それに対して自殺というのは、まだ生きることのできる人が自らの手で死を選んでしまう、
「死の選択」 であり、安楽死とはまったく意味が違ってくるだろうと思うのです。

もちろん以上はあくまでも私の考えにすぎず、
倫理学者・哲学者のなかにも私とは異なる考え方をする人もいます。
自殺というのは 「死ぬ権利」 の行使であり、消極的安楽死も積極的安楽死も同様に、
「死ぬ権利」 の行使としての自殺の一種であって、
自らの手によって自殺できない状況にある者が医療者の手を借りて自殺を行う自殺幇助である、
と考える人たちがいるのです (ウィキペディアでも自殺幇助であると説明されています)。
私としてもそういう考え方もありうるなあとは思いますが、
しかし、そもそも 「死ぬ権利」 というものを認めたくないと私は思うのです。
人間には 「死ぬ権利」 があるのではなく、自殺というのは 「生きる権利」 の放棄だと思うのです。
消極的安楽死や積極的安楽死は 「死ぬ権利」 の行使や 「生きる権利」 の放棄ではなく、
死を免れえない者がどうやって死ぬかを選び取る 「死に方の選択」 にすぎないと思うのです。
そう解釈する場合にのみ医療者が安楽死に関与することが許されるのではないかと思うのです。

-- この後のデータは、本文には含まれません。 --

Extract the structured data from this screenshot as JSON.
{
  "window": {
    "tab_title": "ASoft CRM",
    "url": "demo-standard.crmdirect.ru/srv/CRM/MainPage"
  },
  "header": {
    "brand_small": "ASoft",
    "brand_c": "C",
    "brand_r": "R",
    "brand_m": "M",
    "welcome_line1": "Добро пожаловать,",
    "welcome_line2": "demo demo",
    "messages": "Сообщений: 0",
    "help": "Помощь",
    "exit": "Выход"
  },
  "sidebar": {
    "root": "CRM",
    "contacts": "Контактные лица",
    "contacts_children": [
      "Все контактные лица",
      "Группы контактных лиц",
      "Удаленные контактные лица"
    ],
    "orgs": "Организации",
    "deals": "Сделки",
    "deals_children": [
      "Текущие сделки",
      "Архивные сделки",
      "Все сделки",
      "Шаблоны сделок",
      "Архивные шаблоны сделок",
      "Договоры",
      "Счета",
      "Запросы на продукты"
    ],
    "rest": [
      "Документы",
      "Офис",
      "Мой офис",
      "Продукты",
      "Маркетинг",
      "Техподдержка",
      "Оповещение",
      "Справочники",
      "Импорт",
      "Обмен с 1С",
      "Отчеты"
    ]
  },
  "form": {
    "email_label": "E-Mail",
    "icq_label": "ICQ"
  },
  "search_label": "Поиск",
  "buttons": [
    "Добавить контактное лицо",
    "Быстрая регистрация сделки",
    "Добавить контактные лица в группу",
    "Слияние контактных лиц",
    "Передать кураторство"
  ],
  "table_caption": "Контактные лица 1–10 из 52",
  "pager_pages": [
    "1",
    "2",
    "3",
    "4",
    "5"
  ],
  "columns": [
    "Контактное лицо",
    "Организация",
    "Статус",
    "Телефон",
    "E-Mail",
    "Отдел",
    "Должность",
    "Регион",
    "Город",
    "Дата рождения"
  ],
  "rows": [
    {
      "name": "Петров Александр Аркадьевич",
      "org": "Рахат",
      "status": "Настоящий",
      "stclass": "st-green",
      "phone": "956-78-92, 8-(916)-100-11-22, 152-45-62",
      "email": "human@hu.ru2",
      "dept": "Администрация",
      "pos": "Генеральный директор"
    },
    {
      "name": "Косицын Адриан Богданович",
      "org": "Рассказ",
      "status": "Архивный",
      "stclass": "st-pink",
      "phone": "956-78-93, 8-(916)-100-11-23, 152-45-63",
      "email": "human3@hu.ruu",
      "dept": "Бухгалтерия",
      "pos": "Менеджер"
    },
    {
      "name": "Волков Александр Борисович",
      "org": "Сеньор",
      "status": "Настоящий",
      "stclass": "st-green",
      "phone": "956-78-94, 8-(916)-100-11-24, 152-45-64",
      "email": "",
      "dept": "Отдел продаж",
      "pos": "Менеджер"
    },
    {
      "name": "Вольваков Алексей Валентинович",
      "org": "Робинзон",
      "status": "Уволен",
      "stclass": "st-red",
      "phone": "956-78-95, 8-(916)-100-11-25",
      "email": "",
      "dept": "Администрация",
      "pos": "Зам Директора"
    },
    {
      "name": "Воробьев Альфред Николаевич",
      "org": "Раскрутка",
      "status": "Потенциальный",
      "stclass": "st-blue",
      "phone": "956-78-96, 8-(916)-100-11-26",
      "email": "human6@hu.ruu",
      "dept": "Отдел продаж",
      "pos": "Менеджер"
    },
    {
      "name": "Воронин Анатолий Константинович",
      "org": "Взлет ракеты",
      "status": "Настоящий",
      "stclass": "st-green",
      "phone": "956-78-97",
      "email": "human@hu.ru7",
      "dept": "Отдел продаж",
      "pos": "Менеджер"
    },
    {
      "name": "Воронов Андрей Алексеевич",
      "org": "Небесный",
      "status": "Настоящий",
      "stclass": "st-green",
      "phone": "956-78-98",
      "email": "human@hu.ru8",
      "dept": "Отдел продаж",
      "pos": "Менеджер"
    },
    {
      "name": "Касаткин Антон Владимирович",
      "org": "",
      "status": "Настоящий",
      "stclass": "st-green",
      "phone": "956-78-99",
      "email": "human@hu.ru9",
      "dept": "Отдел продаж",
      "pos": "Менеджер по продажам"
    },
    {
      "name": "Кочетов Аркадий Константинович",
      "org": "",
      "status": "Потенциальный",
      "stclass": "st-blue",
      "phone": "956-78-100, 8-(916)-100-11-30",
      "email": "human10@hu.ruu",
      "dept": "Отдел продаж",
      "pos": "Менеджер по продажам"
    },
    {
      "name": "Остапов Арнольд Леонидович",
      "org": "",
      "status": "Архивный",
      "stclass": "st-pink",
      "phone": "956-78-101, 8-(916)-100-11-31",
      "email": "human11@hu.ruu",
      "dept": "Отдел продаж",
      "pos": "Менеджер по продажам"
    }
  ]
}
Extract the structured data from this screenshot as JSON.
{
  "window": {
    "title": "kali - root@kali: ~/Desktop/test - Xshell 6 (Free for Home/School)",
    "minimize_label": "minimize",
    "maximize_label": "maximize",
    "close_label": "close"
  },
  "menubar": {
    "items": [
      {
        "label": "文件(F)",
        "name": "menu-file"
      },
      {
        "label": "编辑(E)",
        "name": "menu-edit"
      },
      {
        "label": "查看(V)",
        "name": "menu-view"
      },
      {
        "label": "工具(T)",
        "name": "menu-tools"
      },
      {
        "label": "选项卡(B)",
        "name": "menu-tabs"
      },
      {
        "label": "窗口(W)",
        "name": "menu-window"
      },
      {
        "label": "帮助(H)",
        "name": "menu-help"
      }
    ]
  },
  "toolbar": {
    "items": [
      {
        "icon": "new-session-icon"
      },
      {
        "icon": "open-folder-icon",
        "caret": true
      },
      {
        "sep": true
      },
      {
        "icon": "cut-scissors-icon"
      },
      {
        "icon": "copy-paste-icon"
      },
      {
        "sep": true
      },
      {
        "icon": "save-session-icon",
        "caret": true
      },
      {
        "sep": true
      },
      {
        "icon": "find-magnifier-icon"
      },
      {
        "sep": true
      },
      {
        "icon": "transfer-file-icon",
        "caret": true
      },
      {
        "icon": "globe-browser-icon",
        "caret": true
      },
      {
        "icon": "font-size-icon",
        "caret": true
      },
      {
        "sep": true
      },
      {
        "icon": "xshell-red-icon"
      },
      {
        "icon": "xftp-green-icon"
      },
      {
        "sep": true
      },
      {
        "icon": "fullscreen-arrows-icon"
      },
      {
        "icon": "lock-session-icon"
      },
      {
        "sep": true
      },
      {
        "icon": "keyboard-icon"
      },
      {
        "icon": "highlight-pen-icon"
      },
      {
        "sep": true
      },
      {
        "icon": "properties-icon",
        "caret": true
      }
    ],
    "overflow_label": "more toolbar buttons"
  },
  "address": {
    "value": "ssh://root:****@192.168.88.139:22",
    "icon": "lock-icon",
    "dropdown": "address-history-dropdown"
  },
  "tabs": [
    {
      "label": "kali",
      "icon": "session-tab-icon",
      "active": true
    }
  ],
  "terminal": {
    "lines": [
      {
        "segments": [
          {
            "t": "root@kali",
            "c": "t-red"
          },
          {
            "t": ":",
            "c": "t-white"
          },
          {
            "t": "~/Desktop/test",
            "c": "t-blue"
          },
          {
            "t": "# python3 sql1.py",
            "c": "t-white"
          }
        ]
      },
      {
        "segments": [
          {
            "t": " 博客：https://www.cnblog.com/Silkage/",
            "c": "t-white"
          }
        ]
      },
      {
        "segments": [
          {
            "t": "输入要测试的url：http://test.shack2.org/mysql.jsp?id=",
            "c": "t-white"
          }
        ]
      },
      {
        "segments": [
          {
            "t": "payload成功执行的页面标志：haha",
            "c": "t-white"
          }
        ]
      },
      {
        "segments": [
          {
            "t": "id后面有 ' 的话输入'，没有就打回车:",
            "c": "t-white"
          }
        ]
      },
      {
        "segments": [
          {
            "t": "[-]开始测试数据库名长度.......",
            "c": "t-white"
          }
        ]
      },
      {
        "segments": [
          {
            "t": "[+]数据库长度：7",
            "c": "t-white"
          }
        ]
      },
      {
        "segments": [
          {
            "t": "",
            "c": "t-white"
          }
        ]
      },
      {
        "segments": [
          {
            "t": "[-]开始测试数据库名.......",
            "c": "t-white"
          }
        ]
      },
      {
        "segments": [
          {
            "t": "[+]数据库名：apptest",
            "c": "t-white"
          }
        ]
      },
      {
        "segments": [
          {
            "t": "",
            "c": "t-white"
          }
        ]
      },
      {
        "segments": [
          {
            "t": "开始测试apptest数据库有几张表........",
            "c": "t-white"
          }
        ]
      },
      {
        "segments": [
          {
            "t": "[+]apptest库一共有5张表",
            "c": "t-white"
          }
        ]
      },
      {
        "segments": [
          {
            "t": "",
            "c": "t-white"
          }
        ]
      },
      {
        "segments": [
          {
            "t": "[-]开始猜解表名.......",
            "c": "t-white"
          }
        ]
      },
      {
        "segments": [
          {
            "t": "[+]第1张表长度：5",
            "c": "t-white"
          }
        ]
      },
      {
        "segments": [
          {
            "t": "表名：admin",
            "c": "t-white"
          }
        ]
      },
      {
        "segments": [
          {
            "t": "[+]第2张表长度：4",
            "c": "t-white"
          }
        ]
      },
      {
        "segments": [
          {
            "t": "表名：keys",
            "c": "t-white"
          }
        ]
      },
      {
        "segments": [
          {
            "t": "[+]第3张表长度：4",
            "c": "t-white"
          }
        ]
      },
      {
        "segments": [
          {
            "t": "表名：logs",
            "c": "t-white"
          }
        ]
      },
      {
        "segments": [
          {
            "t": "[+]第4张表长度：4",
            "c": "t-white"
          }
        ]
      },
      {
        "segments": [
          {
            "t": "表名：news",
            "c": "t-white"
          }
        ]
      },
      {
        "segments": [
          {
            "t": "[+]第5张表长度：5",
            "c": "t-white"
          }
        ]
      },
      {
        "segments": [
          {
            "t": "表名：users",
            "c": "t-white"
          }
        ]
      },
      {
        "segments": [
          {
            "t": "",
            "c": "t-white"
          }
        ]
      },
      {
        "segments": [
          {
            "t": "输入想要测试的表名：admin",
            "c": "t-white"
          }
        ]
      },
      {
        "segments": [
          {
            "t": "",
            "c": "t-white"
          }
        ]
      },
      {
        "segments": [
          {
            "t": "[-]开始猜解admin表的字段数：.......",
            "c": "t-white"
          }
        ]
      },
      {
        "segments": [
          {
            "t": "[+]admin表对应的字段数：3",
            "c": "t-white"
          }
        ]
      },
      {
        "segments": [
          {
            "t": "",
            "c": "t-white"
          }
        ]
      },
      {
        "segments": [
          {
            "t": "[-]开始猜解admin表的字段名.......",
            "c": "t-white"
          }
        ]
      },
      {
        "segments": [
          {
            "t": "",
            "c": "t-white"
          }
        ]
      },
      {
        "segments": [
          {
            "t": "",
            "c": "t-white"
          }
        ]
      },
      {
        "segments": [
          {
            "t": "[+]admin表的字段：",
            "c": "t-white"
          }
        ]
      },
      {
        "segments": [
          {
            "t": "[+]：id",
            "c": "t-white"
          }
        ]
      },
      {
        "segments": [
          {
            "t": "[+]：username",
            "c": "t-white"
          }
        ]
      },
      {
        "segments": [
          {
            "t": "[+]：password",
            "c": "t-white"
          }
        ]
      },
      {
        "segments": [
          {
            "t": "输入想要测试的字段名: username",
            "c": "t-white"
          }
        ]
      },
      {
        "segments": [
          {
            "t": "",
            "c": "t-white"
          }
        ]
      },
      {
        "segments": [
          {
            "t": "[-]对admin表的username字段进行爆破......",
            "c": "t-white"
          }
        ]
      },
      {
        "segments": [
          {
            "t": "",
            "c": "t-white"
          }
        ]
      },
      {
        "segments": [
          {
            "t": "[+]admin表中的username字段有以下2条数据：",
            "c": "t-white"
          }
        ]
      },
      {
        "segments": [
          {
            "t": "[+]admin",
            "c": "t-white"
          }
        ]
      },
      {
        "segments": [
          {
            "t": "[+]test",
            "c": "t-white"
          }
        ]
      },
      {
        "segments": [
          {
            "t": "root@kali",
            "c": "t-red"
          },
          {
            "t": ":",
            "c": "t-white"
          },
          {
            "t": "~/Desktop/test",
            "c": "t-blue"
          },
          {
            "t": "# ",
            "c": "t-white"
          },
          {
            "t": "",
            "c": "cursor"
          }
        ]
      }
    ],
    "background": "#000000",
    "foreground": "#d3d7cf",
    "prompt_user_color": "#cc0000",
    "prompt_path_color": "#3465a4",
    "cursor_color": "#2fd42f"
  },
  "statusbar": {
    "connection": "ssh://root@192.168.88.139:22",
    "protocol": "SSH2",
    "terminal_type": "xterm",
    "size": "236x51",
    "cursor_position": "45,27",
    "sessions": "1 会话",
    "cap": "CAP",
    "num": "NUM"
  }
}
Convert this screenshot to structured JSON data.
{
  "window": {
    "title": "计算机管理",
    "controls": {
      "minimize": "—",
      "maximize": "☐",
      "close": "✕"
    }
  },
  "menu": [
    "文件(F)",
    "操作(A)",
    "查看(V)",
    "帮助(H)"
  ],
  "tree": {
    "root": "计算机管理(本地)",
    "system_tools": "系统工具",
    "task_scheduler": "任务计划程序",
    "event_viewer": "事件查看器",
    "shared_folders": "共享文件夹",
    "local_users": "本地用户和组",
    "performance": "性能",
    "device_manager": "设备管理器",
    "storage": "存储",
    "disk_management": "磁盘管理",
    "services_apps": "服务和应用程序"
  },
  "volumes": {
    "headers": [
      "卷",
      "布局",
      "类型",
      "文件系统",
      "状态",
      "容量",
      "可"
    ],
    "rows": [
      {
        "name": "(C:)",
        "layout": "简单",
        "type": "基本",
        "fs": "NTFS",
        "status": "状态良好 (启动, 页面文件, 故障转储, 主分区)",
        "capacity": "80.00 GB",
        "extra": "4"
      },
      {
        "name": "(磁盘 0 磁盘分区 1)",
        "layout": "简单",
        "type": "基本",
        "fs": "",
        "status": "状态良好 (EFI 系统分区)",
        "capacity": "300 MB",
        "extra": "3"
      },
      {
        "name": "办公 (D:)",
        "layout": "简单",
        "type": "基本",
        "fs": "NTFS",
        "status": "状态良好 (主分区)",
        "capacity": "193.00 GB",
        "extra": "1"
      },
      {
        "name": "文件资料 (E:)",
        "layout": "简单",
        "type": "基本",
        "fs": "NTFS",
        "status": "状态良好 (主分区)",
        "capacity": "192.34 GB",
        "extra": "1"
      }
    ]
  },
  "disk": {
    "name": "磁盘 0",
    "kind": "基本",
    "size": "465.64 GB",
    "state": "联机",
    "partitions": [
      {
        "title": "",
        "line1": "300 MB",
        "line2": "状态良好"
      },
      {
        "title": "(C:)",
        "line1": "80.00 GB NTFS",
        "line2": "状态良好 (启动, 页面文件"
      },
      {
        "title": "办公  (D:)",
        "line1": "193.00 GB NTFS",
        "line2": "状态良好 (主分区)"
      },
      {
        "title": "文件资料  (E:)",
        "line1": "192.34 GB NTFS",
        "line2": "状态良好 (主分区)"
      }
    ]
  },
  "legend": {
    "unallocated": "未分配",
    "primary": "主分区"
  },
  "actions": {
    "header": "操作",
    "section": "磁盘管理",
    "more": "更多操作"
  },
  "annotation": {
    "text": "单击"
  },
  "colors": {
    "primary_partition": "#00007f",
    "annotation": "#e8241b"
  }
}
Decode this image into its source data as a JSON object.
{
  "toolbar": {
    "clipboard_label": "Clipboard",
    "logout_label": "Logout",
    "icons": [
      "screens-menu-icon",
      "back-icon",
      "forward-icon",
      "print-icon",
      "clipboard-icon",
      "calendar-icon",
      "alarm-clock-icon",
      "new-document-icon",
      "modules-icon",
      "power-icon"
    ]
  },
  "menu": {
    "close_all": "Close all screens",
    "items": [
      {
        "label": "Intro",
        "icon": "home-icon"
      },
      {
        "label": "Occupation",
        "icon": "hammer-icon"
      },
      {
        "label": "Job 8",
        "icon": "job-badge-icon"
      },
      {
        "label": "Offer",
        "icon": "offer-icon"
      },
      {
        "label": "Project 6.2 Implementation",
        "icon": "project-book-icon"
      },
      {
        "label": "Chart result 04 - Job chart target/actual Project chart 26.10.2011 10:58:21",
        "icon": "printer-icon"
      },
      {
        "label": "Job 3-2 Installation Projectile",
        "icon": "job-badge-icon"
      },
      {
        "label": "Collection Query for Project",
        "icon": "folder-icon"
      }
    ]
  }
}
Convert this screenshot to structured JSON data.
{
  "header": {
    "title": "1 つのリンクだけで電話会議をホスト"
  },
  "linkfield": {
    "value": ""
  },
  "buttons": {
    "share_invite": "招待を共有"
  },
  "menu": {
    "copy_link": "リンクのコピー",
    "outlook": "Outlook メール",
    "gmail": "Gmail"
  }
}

ただし、このような私の考え方はもう古いのかもしれません。
世界の安楽死先進国はもうずっと先に行ってしまっています。
私は死なせるための処置 (致死量の薬物投与) をする積極的安楽死に関しては、
ペインコントロールによっても除去しえない肉体的苦痛が現にある場合にのみ認められるべきだと思っていますが、
スイスやベルギーなどは肉体的苦痛がなくとも精神的苦痛による積極的安楽死を認めています。
最近ではこんなニュースが飛び込んできました。

「受刑者の安楽死認める ベルギー、強姦致死などで収監」 (朝日新聞デジタル 2014.9.22 → 保存用

強姦致死罪などで終身刑に服している受刑者が耐えがたい精神的苦痛による安楽死を求め、
これが控訴審で認められ、近いうちに病院に移送されて安楽死を受けることになったというのです。
うーん。
こんなことでいいのでしょうか?
これはもう完全に自殺幇助ですよね。
医療者がこんなことに手を染めていいのでしょうか?
彼はたぶん病院に入院すらしていませんでした (病気ではないので)。
そんな人をわざわざ病院に移送して医療者が手を下すのですか?
医療ってそういうことでいいのでしょうか?
この人は元気なんだろうから、そこまで望むのなら自分で自殺すればいいのに…。
いや、自殺もいけないんですが、
こんなことのために他人を (しかもお医者さんを) 巻き込まなくてもいいのにと思ってしまいます。
こんな記事もありました。

「自殺ツーリズム 安楽死を求めてスイスへ渡航する人が急増」

こちらは最近のニュースというよりも研究論文の紹介で、
2008年から2012年のあいだに、
安楽死を求めてスイスへ渡航した人が600人以上いたという話題です。
研究論文のタイトルが 「自殺ツーリズム」 ですから、
完全に安楽死は自殺の一種ということになってしまっています。
まだまだ世界的に見ると積極的安楽死が大っぴらに認められている国は少数派ですが、
今後増えていきそうな気配は感じられます。
はたしてこの問題、今後どうなっていくのか注意深くウォッチしておきたいと思います。
それとともに自分としても、最期は安楽に死にたいという願望は理解できるものの、
そのために医療者を巻き込んでしまっていいのかについてさらに考え続けていきたいと思います。
というわけで今回は解答は保留ということにさせていただきます。